Thank you for applying, but… Handling Rejected Job Application
“Thank you for applying for a position in our company. Unfortunately, we chose not to proceed with your application.”
These words are painfully familiar to a lot of Millennials starting their careers. We are eager to get a job to get experience. But you need the experience to get a job, and the whole thing starts to sound like an updated version of the “chicken or egg” dilemma. There are many reasons why it’s harder for us today than it was for the older generations. Companies expect graduates to have certain skills rather than provide training for them for a position. Business requirements are also changing fast, which makes it hard for universities to keep up giving the students the relevant skills for work.

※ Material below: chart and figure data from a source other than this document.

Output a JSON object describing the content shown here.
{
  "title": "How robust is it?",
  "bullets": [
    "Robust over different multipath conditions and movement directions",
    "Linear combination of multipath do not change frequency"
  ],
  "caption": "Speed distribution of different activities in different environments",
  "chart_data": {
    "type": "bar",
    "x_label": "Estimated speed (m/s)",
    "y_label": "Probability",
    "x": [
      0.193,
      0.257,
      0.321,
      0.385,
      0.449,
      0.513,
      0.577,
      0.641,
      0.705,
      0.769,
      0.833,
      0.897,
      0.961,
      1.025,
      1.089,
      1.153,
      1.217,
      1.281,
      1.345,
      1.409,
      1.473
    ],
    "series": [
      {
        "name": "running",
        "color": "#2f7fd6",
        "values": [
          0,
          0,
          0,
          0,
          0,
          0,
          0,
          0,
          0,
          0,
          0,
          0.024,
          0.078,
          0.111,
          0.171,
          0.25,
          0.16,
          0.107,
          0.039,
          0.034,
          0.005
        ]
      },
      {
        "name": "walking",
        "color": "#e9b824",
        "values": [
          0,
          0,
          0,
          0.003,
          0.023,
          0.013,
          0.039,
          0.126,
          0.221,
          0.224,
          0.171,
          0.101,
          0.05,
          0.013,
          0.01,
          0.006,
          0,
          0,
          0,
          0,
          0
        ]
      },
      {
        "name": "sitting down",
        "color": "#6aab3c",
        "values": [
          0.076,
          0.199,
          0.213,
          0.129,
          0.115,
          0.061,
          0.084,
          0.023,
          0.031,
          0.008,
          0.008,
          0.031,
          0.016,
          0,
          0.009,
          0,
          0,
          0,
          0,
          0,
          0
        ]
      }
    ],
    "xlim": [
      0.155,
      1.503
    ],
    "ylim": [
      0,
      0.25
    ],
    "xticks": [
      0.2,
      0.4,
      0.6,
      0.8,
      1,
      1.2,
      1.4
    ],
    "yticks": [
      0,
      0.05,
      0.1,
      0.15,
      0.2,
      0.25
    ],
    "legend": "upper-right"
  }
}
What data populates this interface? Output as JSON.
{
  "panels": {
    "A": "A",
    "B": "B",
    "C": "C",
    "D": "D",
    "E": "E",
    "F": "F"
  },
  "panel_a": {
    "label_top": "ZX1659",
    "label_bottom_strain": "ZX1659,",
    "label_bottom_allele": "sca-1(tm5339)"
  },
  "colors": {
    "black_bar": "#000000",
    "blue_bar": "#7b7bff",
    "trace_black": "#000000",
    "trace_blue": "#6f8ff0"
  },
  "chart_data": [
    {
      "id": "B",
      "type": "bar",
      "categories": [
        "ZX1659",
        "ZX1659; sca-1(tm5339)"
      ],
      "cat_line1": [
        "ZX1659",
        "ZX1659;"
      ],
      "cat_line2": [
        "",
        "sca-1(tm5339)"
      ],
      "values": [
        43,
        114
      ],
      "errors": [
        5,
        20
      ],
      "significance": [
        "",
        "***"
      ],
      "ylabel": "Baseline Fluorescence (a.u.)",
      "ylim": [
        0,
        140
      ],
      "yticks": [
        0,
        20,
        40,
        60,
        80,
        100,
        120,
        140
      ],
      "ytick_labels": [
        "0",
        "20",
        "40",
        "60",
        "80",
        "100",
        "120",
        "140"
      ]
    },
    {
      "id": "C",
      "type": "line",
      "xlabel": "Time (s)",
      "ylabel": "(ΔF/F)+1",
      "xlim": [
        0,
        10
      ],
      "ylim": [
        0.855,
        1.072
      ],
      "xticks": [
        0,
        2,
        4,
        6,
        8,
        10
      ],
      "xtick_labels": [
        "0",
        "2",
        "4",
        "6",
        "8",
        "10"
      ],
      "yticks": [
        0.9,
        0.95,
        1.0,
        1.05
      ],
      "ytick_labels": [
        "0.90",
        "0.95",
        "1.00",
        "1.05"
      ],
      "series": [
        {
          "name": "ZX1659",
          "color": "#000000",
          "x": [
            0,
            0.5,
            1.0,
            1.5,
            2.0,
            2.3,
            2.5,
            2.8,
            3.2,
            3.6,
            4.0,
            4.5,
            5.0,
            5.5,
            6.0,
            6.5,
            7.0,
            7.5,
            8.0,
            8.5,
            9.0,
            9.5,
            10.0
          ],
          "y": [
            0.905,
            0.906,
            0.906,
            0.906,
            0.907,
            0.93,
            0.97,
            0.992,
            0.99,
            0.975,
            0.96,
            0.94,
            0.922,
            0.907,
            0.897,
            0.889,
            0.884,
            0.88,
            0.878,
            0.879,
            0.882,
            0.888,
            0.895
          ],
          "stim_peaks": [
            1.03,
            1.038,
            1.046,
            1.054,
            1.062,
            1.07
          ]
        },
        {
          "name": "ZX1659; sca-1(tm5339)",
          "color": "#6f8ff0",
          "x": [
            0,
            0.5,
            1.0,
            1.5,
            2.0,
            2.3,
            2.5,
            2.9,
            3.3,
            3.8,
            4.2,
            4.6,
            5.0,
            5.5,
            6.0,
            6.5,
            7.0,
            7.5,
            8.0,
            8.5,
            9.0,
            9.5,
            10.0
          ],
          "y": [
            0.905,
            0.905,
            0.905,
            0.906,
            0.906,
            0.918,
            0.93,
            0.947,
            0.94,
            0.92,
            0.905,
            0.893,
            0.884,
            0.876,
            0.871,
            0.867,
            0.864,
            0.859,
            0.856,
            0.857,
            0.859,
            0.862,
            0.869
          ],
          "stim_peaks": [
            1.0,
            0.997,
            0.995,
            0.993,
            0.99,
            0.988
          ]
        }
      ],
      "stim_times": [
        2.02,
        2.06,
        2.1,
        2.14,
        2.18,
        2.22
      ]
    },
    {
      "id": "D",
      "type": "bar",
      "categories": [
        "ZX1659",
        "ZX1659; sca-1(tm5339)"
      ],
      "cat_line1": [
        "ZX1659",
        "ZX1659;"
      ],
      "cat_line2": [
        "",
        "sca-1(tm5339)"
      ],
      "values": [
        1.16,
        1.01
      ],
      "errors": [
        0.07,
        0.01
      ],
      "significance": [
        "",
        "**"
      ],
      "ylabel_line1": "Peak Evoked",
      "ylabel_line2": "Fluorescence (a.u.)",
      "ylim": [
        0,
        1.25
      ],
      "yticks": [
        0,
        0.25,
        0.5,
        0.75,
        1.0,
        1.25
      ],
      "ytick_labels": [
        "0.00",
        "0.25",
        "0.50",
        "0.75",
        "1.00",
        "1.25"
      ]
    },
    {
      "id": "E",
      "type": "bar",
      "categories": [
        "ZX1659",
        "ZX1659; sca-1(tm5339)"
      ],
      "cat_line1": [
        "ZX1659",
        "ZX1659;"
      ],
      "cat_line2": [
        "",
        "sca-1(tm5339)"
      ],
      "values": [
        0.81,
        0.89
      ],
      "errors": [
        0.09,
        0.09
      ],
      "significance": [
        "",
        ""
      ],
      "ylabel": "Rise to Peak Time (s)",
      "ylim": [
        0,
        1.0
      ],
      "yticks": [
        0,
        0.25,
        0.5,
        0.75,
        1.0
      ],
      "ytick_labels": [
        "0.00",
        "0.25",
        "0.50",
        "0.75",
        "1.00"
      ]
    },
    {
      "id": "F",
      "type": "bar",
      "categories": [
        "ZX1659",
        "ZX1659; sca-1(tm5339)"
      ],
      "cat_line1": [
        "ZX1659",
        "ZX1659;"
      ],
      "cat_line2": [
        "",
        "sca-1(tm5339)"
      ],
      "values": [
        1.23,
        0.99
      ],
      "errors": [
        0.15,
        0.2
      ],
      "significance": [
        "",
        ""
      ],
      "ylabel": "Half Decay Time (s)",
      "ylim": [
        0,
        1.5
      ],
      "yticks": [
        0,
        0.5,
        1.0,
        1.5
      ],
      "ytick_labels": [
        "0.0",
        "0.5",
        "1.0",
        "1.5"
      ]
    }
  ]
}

Navigating in this uncertain environment is stressful, but eventually, most people figure it out and manage to start up their career. For some, it takes more time than for others. When you get turned down from one job opportunity after another, things can start to seem very grim. Why even try when it starts to look impossible? Some start having difficulties sleeping, a sustained stress can lead to anxiety, and even worse: depression.
There are a lot of misconceptions about anxiety and depression. Becoming sad because you didn’t get the job that you wanted is not depression. The creeping feeling of not having any prospects from being consistently turned away and feeling powerless because of it, might be. The misconceptions are part of the problem because they can lead to stigmatization. In developed countries roughly 50% of those with mental health problems do not receive help. When you look at developing countries, the number jumps up to a shocking 90%. In many countries, there is a stigma related to mental health issues, and that’s only making it harder for those who struggle with them. It might be hard to even admit that there might be something wrong.
It’s true that most people will pull through. But today, it’s more likely for you or someone that you know to suffer from anxiety purely because of worrying about your future. If you don’t, that’s good, but if you do, you should be able to recognize it. The misconceptions are a part of the problems of mental health. In a poll conducted in the USA, 20% of people reported getting feelings of depression after one year of job search. That is a significant amount of those looking for jobs.
There is no one solution that will work in every case. But part of finding a solution is recognizing that there is, in fact, a problem. You have to listen to yourself, and how you feel, you need self-awareness for that. Once you admit that things are not how they should be, (or if someone who you know tells you that), you can start looking for solutions. Many times, that in itself can give you a feeling of relief. Talking about talking about mental health with other people can help you realize that maybe your problems are not as unmanageable as you thought. If you lack some skills that your potential employer expects you to have, there are always ways to develop them. In the end, there is always someone getting that job, so even if it’s hard, it will eventually be you.